For different types of funds, the higher the return, the higher the risk and the greater the probability of losing money. If you only buy one type of fund, the high-risk investors may earn more when the market is good, but they may also lose more when the market is bad. Buying low-risk products won't earn much when the market is good. Of course, it's not easy to lose money when the market is bad. Anyway, it won't earn much.
If you use the fund portfolio, you can buy more funds with high risk when the market is good, and more funds with low risk when the market is bad, so that you can not only share the high income of the fund investment, but also avoid its high risk.

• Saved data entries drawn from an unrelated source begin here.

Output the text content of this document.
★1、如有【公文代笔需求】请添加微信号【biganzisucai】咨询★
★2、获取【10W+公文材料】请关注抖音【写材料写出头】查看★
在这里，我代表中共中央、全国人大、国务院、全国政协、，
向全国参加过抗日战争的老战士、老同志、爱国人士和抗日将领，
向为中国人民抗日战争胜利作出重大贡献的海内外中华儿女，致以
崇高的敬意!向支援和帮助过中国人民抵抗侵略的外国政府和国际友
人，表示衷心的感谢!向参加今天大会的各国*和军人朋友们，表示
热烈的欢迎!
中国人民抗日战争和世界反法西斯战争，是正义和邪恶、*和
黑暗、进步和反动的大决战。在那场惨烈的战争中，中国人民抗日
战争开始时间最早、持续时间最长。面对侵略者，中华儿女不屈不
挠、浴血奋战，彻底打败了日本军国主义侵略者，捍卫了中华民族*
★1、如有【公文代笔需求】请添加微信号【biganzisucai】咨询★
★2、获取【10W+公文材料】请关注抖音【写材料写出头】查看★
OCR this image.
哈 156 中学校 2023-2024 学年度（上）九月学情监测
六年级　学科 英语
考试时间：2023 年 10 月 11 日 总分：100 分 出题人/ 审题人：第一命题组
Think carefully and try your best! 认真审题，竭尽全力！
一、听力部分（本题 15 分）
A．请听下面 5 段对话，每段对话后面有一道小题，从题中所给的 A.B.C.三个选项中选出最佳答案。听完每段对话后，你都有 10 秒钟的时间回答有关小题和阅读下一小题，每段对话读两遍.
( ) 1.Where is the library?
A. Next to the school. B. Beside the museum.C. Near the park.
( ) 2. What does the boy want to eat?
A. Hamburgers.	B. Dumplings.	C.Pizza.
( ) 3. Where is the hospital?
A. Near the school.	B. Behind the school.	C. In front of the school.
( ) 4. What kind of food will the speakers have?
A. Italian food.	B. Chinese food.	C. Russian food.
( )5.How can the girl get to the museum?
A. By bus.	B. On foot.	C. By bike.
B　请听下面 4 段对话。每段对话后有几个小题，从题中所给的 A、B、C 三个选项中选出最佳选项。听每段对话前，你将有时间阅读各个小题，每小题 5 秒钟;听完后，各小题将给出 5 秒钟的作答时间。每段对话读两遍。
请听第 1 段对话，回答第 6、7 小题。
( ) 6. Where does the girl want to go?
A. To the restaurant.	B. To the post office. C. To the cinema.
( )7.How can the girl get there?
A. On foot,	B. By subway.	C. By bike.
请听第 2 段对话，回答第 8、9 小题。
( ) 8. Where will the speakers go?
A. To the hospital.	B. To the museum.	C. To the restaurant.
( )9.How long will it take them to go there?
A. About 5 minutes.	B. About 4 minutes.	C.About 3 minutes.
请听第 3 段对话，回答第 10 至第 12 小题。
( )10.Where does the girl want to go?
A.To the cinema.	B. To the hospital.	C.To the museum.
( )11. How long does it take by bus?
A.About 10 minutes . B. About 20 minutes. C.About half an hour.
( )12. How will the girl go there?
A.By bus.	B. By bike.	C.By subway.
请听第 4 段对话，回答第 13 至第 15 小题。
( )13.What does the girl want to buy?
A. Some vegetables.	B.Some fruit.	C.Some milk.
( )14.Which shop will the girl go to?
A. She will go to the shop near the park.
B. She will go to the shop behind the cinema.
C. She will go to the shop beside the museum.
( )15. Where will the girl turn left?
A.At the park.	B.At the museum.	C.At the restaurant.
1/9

Thirdly, it is more profitable to choose dividend reinvestment than cash dividend.
For the same fund, if it chooses to reinvest dividends, the investment income of the fund is calculated by compound interest, while the investment income of cash dividends cannot be calculated completely by compound interest. Einstein once said that compound interest is one of the greatest inventions in the world.
A bull has summed up three tips for fund investment:
Buy when the valuation is low;
Sell when the valuation is high;
When the whole people began to discuss the stock market, they decided to stop the profit and put the bag in the bag.
I learned these tips a little late. I started to buy Boshi Theme Industry Mix (LOF) in 2017, and the highest profit was more than 10000, because I didn't know to sell when the valuation was high. Last year, I only made more than 1000 profits when clearing the position. Before that, I always believed that the fund needs to be held for a long time. After this lesson, I really understand how important it is to buy when the valuation is low and sell when the valuation is high!